Fast forward to today, the movie industry actually sells more tickets now in the U.S. -- consistently over 1.3 billion versus just around 1 billion when the dire prediction was issued.
The prediction mistake is not an anomaly. Experts are notorious for being wrong in forecasting consumer behavior with new media.
A more recent example is the widespread prediction that consumers were dropping their cable TV subscriptions -- so-called cord cutting -- as individual TV programs become increasingly available on-demand via Netflix, Hulu and other online options. But the cable TV business (including satellite and IPTV) is in excellent health right now (though the future is up for grabs).
And we all remember the succession of stories a few years ago that the youth demographic loved online and their smartphones so much that regular TV is toast. Print-media journalists were particularly enamored with this draconian forecast because, well, it seemed so plausible. Wrong again so far. The online-active youth tend to multitask (they watch TV in the background) and like to boast they barely watch TV anymore, but exacting in-home research indicates they are still glued to the boob tube.
What's going on here? It's difficult to get consumers to express with certainty how they will react to new media options they haven't directly experienced. As computer guru Steve Jobs put it, "People don't know what they want until you show it to them."
Consumers constantly surprise the media pros, as evidenced by the way binge-viewing arrived by accident. When Netflix rolled out its original TV series House of Cards, it had no reason to premiere episodes one a week at a time -- like a regular linear TV channel that has to plug holes in a fixed schedule. So Netflix made multiple episodes available at once -- "dropped" in the TV biz vernacular now -- and a large chunk of its audience devoured the program immediately.
The best shot for getting a handle on media's future is observing consumers in media research labs (media and advertising companies quietly operate such "homes of tomorrow" labs) or carefully monitored in-home field trials of new media technology. This is expensive stuff and results don't get widely shared. So we are left with journalists reasoning what they see as plausible trends based on gut assumptions.

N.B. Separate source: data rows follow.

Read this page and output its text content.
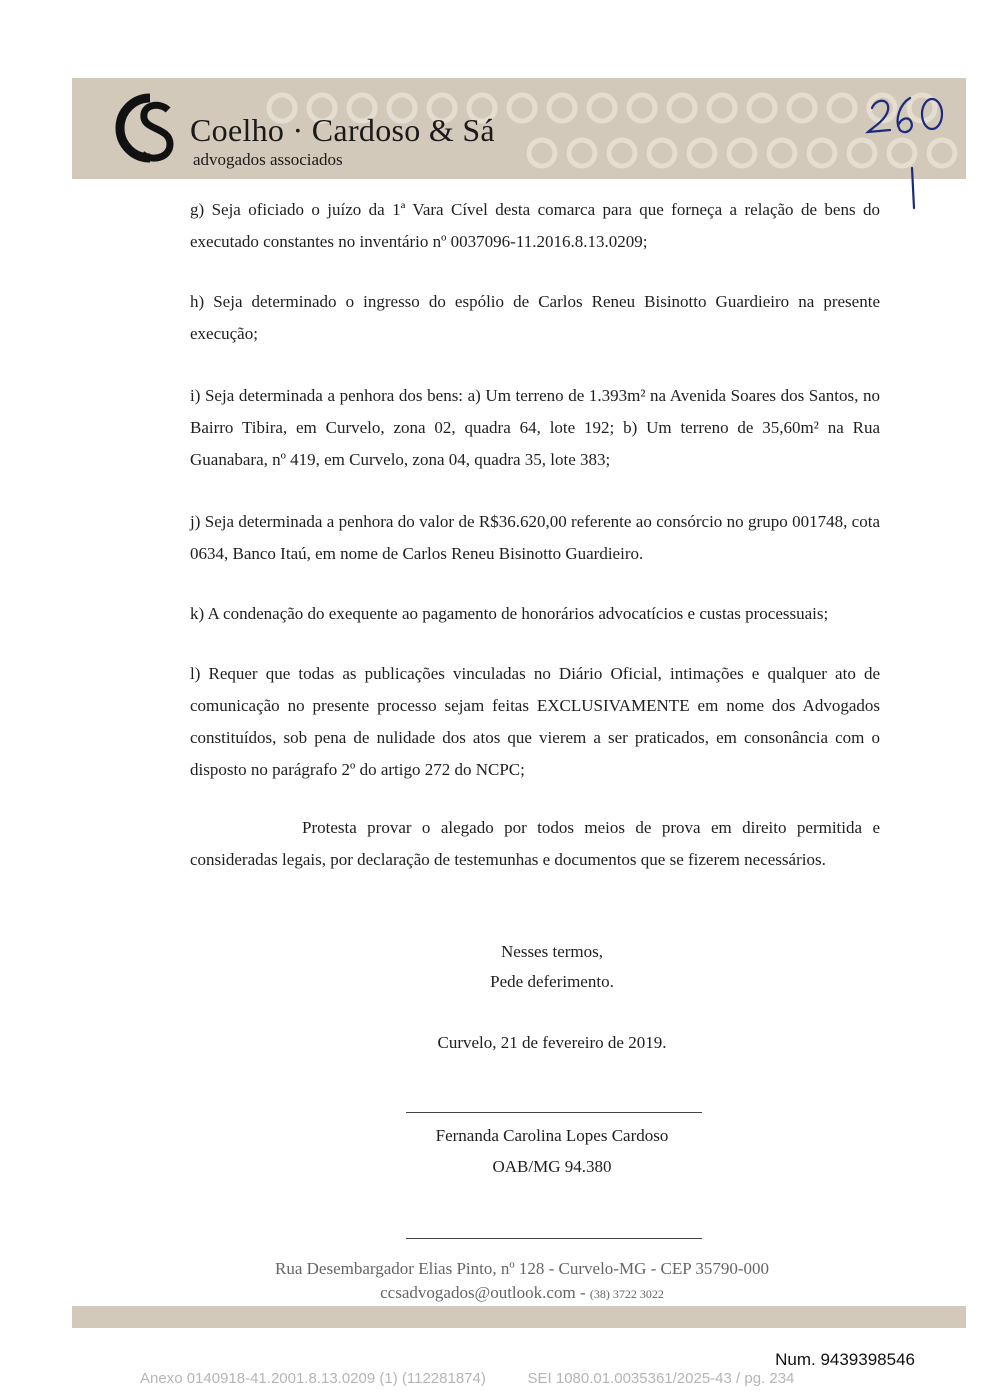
Coelho · Cardoso & Sá
advogados associados
g) Seja oficiado o juízo da 1ª Vara Cível desta comarca para que forneça a relação de bens do executado constantes no inventário nº 0037096-11.2016.8.13.0209;
h) Seja determinado o ingresso do espólio de Carlos Reneu Bisinotto Guardieiro na presente execução;
i) Seja determinada a penhora dos bens: a) Um terreno de 1.393m² na Avenida Soares dos Santos, no Bairro Tibira, em Curvelo, zona 02, quadra 64, lote 192; b) Um terreno de 35,60m² na Rua Guanabara, nº 419, em Curvelo, zona 04, quadra 35, lote 383;
j) Seja determinada a penhora do valor de R$36.620,00 referente ao consórcio no grupo 001748, cota 0634, Banco Itaú, em nome de Carlos Reneu Bisinotto Guardieiro.
k) A condenação do exequente ao pagamento de honorários advocatícios e custas processuais;
l) Requer que todas as publicações vinculadas no Diário Oficial, intimações e qualquer ato de comunicação no presente processo sejam feitas EXCLUSIVAMENTE em nome dos Advogados constituídos, sob pena de nulidade dos atos que vierem a ser praticados, em consonância com o disposto no parágrafo 2º do artigo 272 do NCPC;
Protesta provar o alegado por todos meios de prova em direito permitida e consideradas legais, por declaração de testemunhas e documentos que se fizerem necessários.
Nesses termos,
Pede deferimento.
Curvelo, 21 de fevereiro de 2019.
Fernanda Carolina Lopes Cardoso
OAB/MG 94.380
Rua Desembargador Elias Pinto, nº 128 - Curvelo-MG - CEP 35790-000
ccsadvogados@outlook.com - (38) 3722 3022
Num. 9439398546
Anexo 0140918-41.2001.8.13.0209 (1) (112281874)          SEI 1080.01.0035361/2025-43 / pg. 234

Remember that not many foresaw a day coming so soon when Granny is on Facebook. Twitter was initially laughed off with its limitation of 140 characters because digital has unlimited capacity.
I talked with author of that cinema-is-dying-fast report a few years after its 1977 presentation, who confessed to being wildly off target. The researcher attributed the miscue to underestimating the pull of out-of-home entertainment like moviegoing on the youth market. "Going to movies is ingrained in teen courtship," he said sheepishly (I'm not identifying the researcher because this embarrassment was a looong time ago). U.S. cinema ticket sales took off shortly after this gloomy presentation because theaters began investing heavily in modern multiplex theaters that improved the in-theater experience and attracted the youth demographic in droves.
So when encountering a media expert who talks with certainty about what tomorrow will bring... the expert may be better versed than you, but probably doesn't know.